Image d'archives. © ReutersEn matière de dégradation du marché de l'emploi, les prévisions les plus pessimistes se trouvent de mois en mois rattrapées par la réalité d'une crise aiguë, qui semble assombrir l'horizon au fur et à mesure qu'il se rapproche. A la mi-février, l'Unedic avait pronostiqué, pour l'année 2009, 282.000 chômeurs de plus en France, avec l'hypothèse d'un recul du PIB de 1%. Mais le président de l'assurance chômage table désormais sur une évaluation supérieure à 300.000.
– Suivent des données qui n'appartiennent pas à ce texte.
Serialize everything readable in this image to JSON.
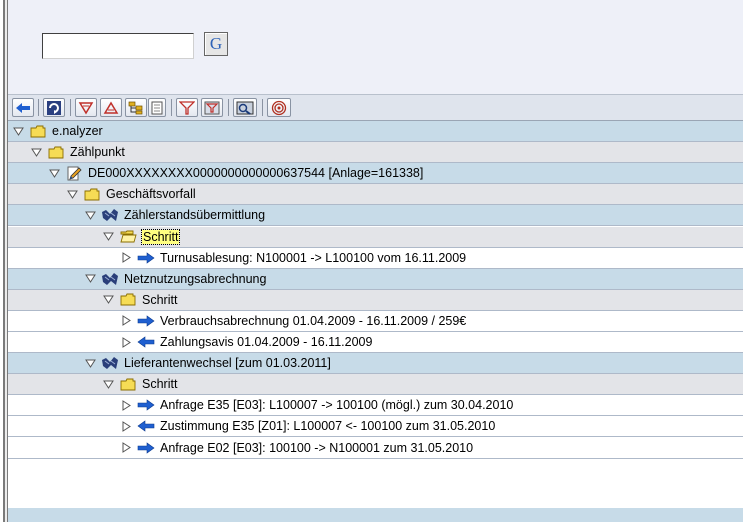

Geoffroy Roux de Bézieux s'en est expliqué dimanche sur France Info. Selon lui, la prévision faite par l'Unedic il y a deux semaines à peine se trouve déjà battue en brèche par des indicateurs très défavorables. Le président de l'assurance chômage a ainsi dû confesser sa surprise devant l'augmentation sans précédent de 90.200 demandeurs d'emploi en janvier, rendue publique mercredi. "Les chefs d'entreprise, très inquiets de la conjoncture" ont "commencé beaucoup plus vite que ce que l'on pensait", par rapport aux récessions précédentes, "à mettre fin aux missions d'intérim, aux CDD", a-t-il expliqué.
"Comme les lapins dans les phares"
L'emploi précaire est donc le premier à pâtir de la conjoncture, ce qui est logique, mais la vitesse de sa dégradation est en soi imprévue. Ce qui montre que les chefs d'entreprise anticipent des jours bien difficiles. Le président de l'Unedic aussi, en ce qui concerne la croissance : il est ainsi revenu sur l'hypothèse d'un recul d'un point en 2009. "Je pense que cette prévision n'est plus d'actualité, on va devoir la réviser : la croissance va être inférieure à -1% et il semble que cette récession soit un petit peu différente en termes d'emploi des précédentes", avec des "décisions très très rapides" des employeurs.
D'où des conséquences inévitables sur le montant des cotisations chômage : Geoffroy Roux de Bézieux a jugé que la baisse envisagée fin 2008 par les partenaires sociaux n'était "vraiment pas réaliste parce que les circonstances ont changé". Peut-être même faudra-t-il "réaugmenter" les cotisations d'ici fin 2010 "si la situation se dégrade trop". Enfin, par rapport au "fonds d'investissement social" qui doit être créé pour coordonner les efforts en matière d'emploi et de formation professionnelle, Geoffroy Roux de Bézieux a estimé que l'Unedic n'avait "rien" à mettre sur la table "puisqu'il est probable qu'on aura un excédent très faible cette année voire un déficit".
Voilà qui fait beaucoup de "peut-être" et de "je pense". Le président de l'Unedic le confesse sans mauvaise grâce : aujourd'hui, "on est un peu comme les lapins dans les phares. Quand on aura vu passer les quelques mois qui viennent, qui sont vraiment les plus difficiles, on saura faire des prévisions plus fiables".